I'm trying to use the Stanford POS tagger to tag some French text. To do that, I use the following command:
cat file.txt | java -mx10000m -cp 'stanford-postagger.jar:' edu.stanford.nlp.tagger.maxent.MaxentTagger -model models/french.tagger -sentenceDelimiter newline > output.txt
(There is one sentence per line.)
But I noticed that the tags were pretty bad, and that the real issue actually comes from the French tokenization itself. I think that the tokenization is done by an English tokenizer.
So I tried to only tokenize the text in French by doing this:
cat file.txt | java -mx10000m -cp 'stanford-postagger.jar:' edu.stanford.nlp.international.french.process.FrenchTokenizer -sentenceDelimiter newline > tokenized.txt
And there the French tokens are good.
How can I tell the tagger to use the French model for tagging, but also the French tokenizer at the same time?

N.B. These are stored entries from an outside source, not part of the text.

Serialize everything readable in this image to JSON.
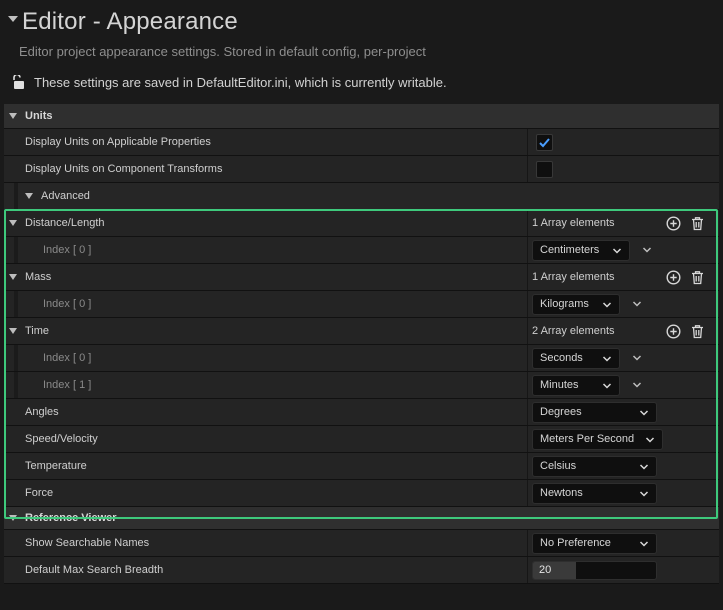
{
  "header": {
    "title": "Editor - Appearance",
    "subtitle": "Editor project appearance settings. Stored in default config, per-project",
    "notice": "These settings are saved in DefaultEditor.ini, which is currently writable."
  },
  "units": {
    "category_label": "Units",
    "display_units_label": "Display Units on Applicable Properties",
    "display_units_checked": true,
    "component_transforms_label": "Display Units on Component Transforms",
    "component_transforms_checked": false,
    "advanced_label": "Advanced",
    "distance": {
      "label": "Distance/Length",
      "count": "1 Array elements",
      "items": [
        {
          "index": "Index [ 0 ]",
          "value": "Centimeters"
        }
      ]
    },
    "mass": {
      "label": "Mass",
      "count": "1 Array elements",
      "items": [
        {
          "index": "Index [ 0 ]",
          "value": "Kilograms"
        }
      ]
    },
    "time": {
      "label": "Time",
      "count": "2 Array elements",
      "items": [
        {
          "index": "Index [ 0 ]",
          "value": "Seconds"
        },
        {
          "index": "Index [ 1 ]",
          "value": "Minutes"
        }
      ]
    },
    "angles": {
      "label": "Angles",
      "value": "Degrees"
    },
    "speed": {
      "label": "Speed/Velocity",
      "value": "Meters Per Second"
    },
    "temperature": {
      "label": "Temperature",
      "value": "Celsius"
    },
    "force": {
      "label": "Force",
      "value": "Newtons"
    }
  },
  "reference_viewer": {
    "category_label": "Reference Viewer",
    "searchable_names_label": "Show Searchable Names",
    "searchable_names_value": "No Preference",
    "max_breadth_label": "Default Max Search Breadth",
    "max_breadth_value": "20",
    "max_breadth_slider_fraction": 0.35
  },
  "colors": {
    "accent_check": "#4a9eff",
    "highlight_border": "#3ec97c"
  }
}
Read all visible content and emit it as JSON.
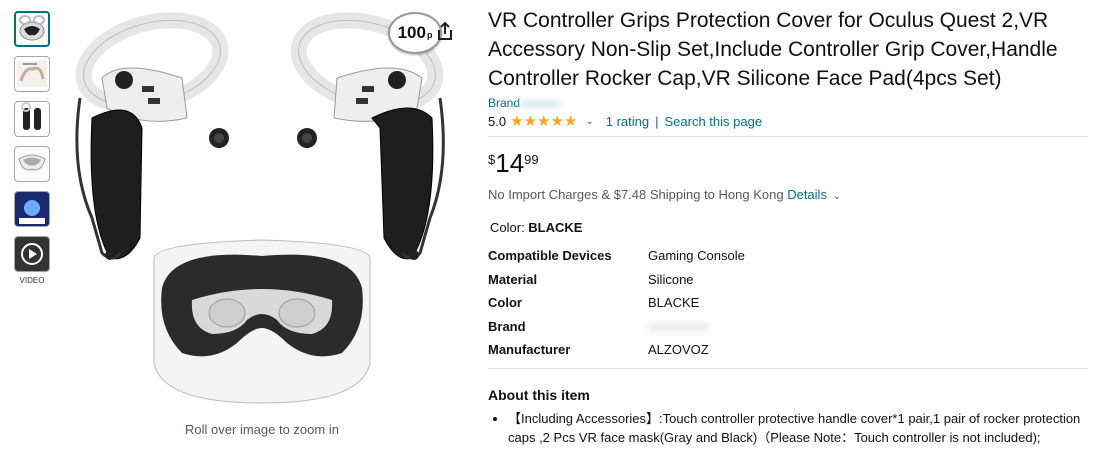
{
  "product": {
    "title": "VR Controller Grips Protection Cover for Oculus Quest 2,VR Accessory Non-Slip Set,Include Controller Grip Cover,Handle Controller Rocker Cap,VR Silicone Face Pad(4pcs Set)",
    "brand_label": "Brand",
    "rating_value": "5.0",
    "stars": 5,
    "rating_count": "1 rating",
    "search_page": "Search this page",
    "price_symbol": "$",
    "price_whole": "14",
    "price_fraction": "99",
    "shipping_text": "No Import Charges & $7.48 Shipping to Hong Kong",
    "details_link": "Details",
    "color_label": "Color: ",
    "color_value": "BLACKE",
    "zoom_note": "Roll over image to zoom in",
    "badge_text": "100",
    "badge_suffix": "p",
    "video_label": "VIDEO"
  },
  "specs": [
    {
      "key": "Compatible Devices",
      "value": "Gaming Console"
    },
    {
      "key": "Material",
      "value": "Silicone"
    },
    {
      "key": "Color",
      "value": "BLACKE"
    },
    {
      "key": "Brand",
      "value": ""
    },
    {
      "key": "Manufacturer",
      "value": "ALZOVOZ"
    }
  ],
  "about": {
    "title": "About this item",
    "bullets": [
      "【Including Accessories】:Touch controller protective handle cover*1 pair,1 pair of rocker protection caps ,2 Pcs VR face mask(Gray and Black)（Please Note：Touch controller is not included);"
    ]
  },
  "colors": {
    "link": "#007185",
    "star": "#ffa41c",
    "selected_thumb": "#007185"
  }
}
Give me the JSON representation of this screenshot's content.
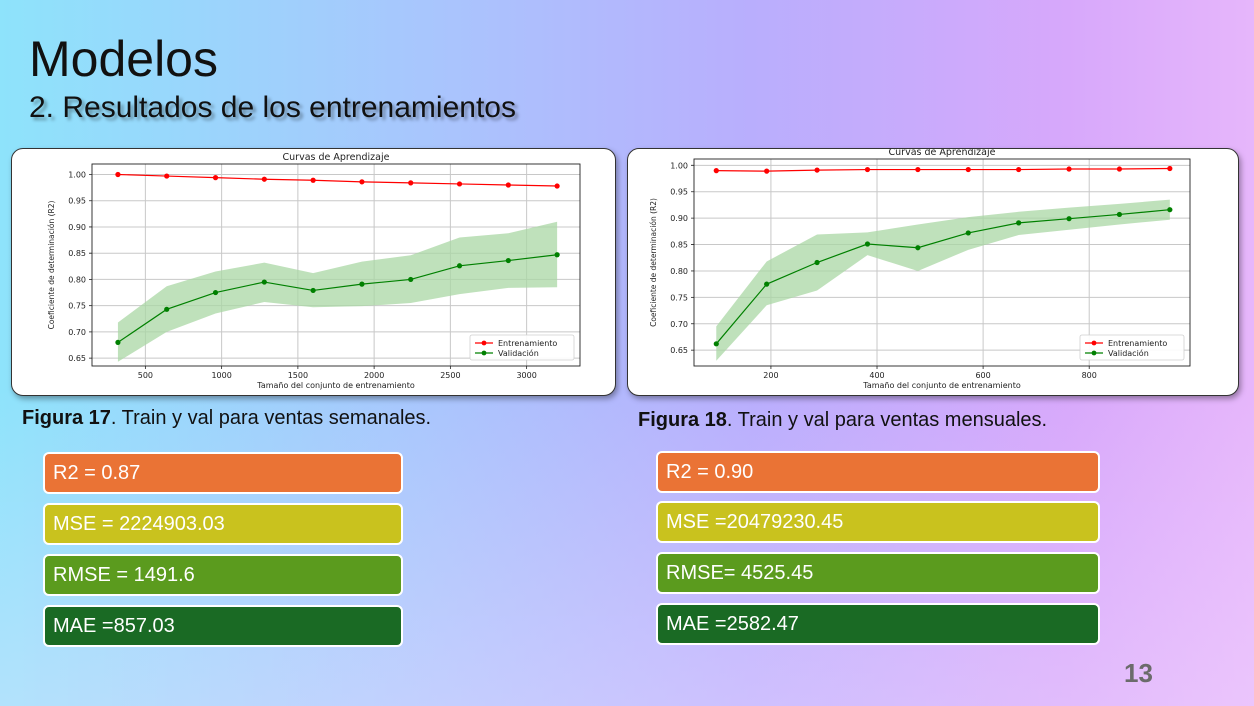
{
  "slide": {
    "title": "Modelos",
    "subtitle": "2. Resultados de los entrenamientos",
    "page_number": "13"
  },
  "colors": {
    "train": "#ff0000",
    "val": "#008000",
    "band": "#a9d7a4",
    "r2": "#ea7335",
    "mse": "#c9c21e",
    "rmse": "#5b9b1e",
    "mae": "#1a6a24"
  },
  "figures": [
    {
      "caption_bold": "Figura 17",
      "caption_text": ". Train y val para ventas semanales.",
      "metrics": [
        {
          "label": "R2 = 0.87",
          "color_key": "r2"
        },
        {
          "label": "MSE = 2224903.03",
          "color_key": "mse"
        },
        {
          "label": "RMSE = 1491.6",
          "color_key": "rmse"
        },
        {
          "label": "MAE =857.03",
          "color_key": "mae"
        }
      ]
    },
    {
      "caption_bold": "Figura 18",
      "caption_text": ". Train y val para ventas mensuales.",
      "metrics": [
        {
          "label": "R2 = 0.90",
          "color_key": "r2"
        },
        {
          "label": "MSE =20479230.45",
          "color_key": "mse"
        },
        {
          "label": "RMSE= 4525.45",
          "color_key": "rmse"
        },
        {
          "label": "MAE =2582.47",
          "color_key": "mae"
        }
      ]
    }
  ],
  "chart_data": [
    {
      "type": "line",
      "title": "Curvas de Aprendizaje",
      "xlabel": "Tamaño del conjunto de entrenamiento",
      "ylabel": "Coeficiente de determinación (R2)",
      "xlim": [
        150,
        3350
      ],
      "ylim": [
        0.635,
        1.02
      ],
      "xticks": [
        500,
        1000,
        1500,
        2000,
        2500,
        3000
      ],
      "yticks": [
        0.65,
        0.7,
        0.75,
        0.8,
        0.85,
        0.9,
        0.95,
        1.0
      ],
      "ytick_labels": [
        "0.65",
        "0.70",
        "0.75",
        "0.80",
        "0.85",
        "0.90",
        "0.95",
        "1.00"
      ],
      "grid": true,
      "legend_position": "lower-right",
      "x": [
        320,
        640,
        960,
        1280,
        1600,
        1920,
        2240,
        2560,
        2880,
        3200
      ],
      "series": [
        {
          "name": "Entrenamiento",
          "color_key": "train",
          "values": [
            1.0,
            0.997,
            0.994,
            0.991,
            0.989,
            0.986,
            0.984,
            0.982,
            0.98,
            0.978
          ],
          "band_lower": null,
          "band_upper": null
        },
        {
          "name": "Validación",
          "color_key": "val",
          "values": [
            0.68,
            0.743,
            0.775,
            0.795,
            0.779,
            0.791,
            0.8,
            0.826,
            0.836,
            0.847
          ],
          "band_lower": [
            0.643,
            0.7,
            0.735,
            0.757,
            0.747,
            0.749,
            0.755,
            0.772,
            0.784,
            0.785
          ],
          "band_upper": [
            0.718,
            0.787,
            0.815,
            0.832,
            0.812,
            0.834,
            0.846,
            0.88,
            0.888,
            0.91
          ]
        }
      ]
    },
    {
      "type": "line",
      "title": "Curvas de Aprendizaje",
      "xlabel": "Tamaño del conjunto de entrenamiento",
      "ylabel": "Coeficiente de determinación (R2)",
      "xlim": [
        55,
        990
      ],
      "ylim": [
        0.62,
        1.012
      ],
      "xticks": [
        200,
        400,
        600,
        800
      ],
      "yticks": [
        0.65,
        0.7,
        0.75,
        0.8,
        0.85,
        0.9,
        0.95,
        1.0
      ],
      "ytick_labels": [
        "0.65",
        "0.70",
        "0.75",
        "0.80",
        "0.85",
        "0.90",
        "0.95",
        "1.00"
      ],
      "grid": true,
      "legend_position": "lower-right",
      "x": [
        97,
        192,
        287,
        382,
        477,
        572,
        667,
        762,
        857,
        952
      ],
      "series": [
        {
          "name": "Entrenamiento",
          "color_key": "train",
          "values": [
            0.99,
            0.989,
            0.991,
            0.992,
            0.992,
            0.992,
            0.992,
            0.993,
            0.993,
            0.994
          ],
          "band_lower": null,
          "band_upper": null
        },
        {
          "name": "Validación",
          "color_key": "val",
          "values": [
            0.662,
            0.775,
            0.816,
            0.851,
            0.844,
            0.872,
            0.891,
            0.899,
            0.907,
            0.916
          ],
          "band_lower": [
            0.63,
            0.735,
            0.763,
            0.83,
            0.8,
            0.84,
            0.868,
            0.878,
            0.888,
            0.897
          ],
          "band_upper": [
            0.695,
            0.818,
            0.869,
            0.873,
            0.888,
            0.902,
            0.912,
            0.92,
            0.927,
            0.935
          ]
        }
      ]
    }
  ]
}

You can use the -tokenizerFactory
and -tokenizerOptions
flags to control tokenization. The "Tagging and Testing from the command line" section of the javadoc for MaxentTagger has a complete list of available options.
I believe the following command will do what you want:
java -mx10000m -cp 'stanford-postagger.jar:' \
edu.stanford.nlp.tagger.maxent.MaxentTagger \
-model models/french.tagger \
-tokenizerFactory 'edu.stanford.nlp.international.french.process.FrenchTokenizer$FrenchTokenizerFactory' \
-sentenceDelimiter newline